Когда его через несколько дней вызвало правление Ордена, он отправился туда с легким сердцем и спокойно, с бодрой серьезностью принял то, как по-братски приветствовали его старейшины, пожав ему руку и символически обняв его. Ему сообщили, что он назначен магистром Игры, и велели явиться через один день для инвеституры и принесения присяги в зал для торжественных игр, тот самый зал, где еще недавно заместитель покойного мастера, как разукрашенное жертвенное животное, справлял свой тягостный праздник. Предоставленный накануне инвеституры свободный день предназначался для тщательного, сопровождаемого ритуальными медитациями изучения формулы присяги и «малого магистерского устава», под руководством и наблюдением двух старейшин, на сей раз это были заведующий канцелярией Ордена и magister mathematicae,[41]и во время полуденной передышки среди этого очень трудного дня Иозеф живо вспоминал, как его принимал в Орден и напутствовал мастер музыки. На сей раз, правда, ритуал приема не вводил его, как ежегодно сотни других, через широкие ворота в большую общину, путь шел через игольное ушко в самый высокий и узкий круг, круг мастеров. Прежнему мастеру музыки он признался позднее, что в тот день усиленного самоконтроля его беспокоила одна мысль, мучило одно маленькое смешное опасение: он боялся минуты, когда кто-нибудь из мастеров даст понять ему, в сколь необычно молодом возрасте удостоен он этой высочайшей чести. Ему пришлось, по его словам, самым серьезным образом бороться с этим страхом, с ребячески-тщеславным желанием, если намекнут на его возраст, ответить: «Так дайте мне стать старше, я же не стремился к этому возвышению». Дальнейший, однако, самоанализ показал ему, что мысль об этом назначении и желание его не могли быть ему так уж чужды; он, по его словам, признался себе в этом, понял тщеславие своей мысли и отбросил ее, и ни в тот день, ни когда-либо позже никто из коллег об его возрасте не вспоминал.
Тем горячее зато обсуждалось и критиковалось избрание нового мастера теми, чьим соперником Кнехт до сих пор был.
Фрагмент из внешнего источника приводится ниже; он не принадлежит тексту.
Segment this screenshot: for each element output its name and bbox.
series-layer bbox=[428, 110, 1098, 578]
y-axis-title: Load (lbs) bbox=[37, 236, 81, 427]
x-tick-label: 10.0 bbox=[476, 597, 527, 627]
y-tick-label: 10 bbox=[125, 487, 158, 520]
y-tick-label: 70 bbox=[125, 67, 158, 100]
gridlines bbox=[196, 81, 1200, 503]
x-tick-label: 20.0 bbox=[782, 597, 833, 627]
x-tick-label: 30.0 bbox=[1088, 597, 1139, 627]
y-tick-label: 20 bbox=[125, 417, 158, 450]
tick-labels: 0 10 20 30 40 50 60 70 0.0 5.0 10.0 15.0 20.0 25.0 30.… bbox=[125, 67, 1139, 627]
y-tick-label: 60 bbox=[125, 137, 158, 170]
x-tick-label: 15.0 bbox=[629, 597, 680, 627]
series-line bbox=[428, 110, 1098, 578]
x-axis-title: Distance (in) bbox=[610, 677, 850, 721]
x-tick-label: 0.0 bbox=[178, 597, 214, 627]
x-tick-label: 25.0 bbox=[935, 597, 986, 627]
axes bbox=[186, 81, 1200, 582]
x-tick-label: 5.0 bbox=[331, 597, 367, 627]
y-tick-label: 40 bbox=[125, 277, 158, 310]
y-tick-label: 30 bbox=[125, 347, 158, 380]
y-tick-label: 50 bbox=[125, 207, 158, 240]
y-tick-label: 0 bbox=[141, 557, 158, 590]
У него не было убежденных противников, но были конкуренты, и среди них несколько старших, чем он, годами, а в этом кругу отнюдь не было принято одобрять избрание иначе, чем после какой-то борьбы и какой-то проверки или хотя бы после очень тщательного и очень критического анализа. Почти всегда вступление в должность и первое время работы нового магистра – это хождение по мукам.
Инвеститура магистра – это не публичное празднество, кроме верхушки Педагогического ведомства и правления Ордена, в ней участвуют лишь старшие ученики, а также кандидаты и служащие той дисциплины, которая получает нового магистра. Во время торжественной процедуры в актовом зале мастер Игры приносит присягу, принимает от администрации знаки своего чина, состоящие из нескольких ключей и печатей, и представитель правления Ордена надевает на него парадное облачение, мантию, которую магистр носит в самых торжественных случаях, прежде всего когда справляет годичную игру. Такому акту недостает, правда, шума и легкого хмеля публичных празднеств, он по природе своей церемониален и довольно трезв, но уже само присутствие в полном составе обеих высших администраций придает ему необыкновенное достоинство. Маленькая республика игроков получает нового хозяина, который должен ее возглавлять и представлять ее в главной администрации, это событие значительное и редкое; если ученики и младшие студенты еще не вполне понимают его важность и видят в этом торжестве лишь церемонию и приятное зрелище, то все другие участники акта сознают эту важность и достаточно срослись со своей общиной, достаточно однородны с ней, чтобы воспринимать то, что происходит, как происходящее лично с ними, с их собственной жизнью. На сей раз радость праздника была омрачена не только смертью прежнего мастера и скорбью о нем, но и зловещей атмосферой годичной игры и трагедией Бертрама.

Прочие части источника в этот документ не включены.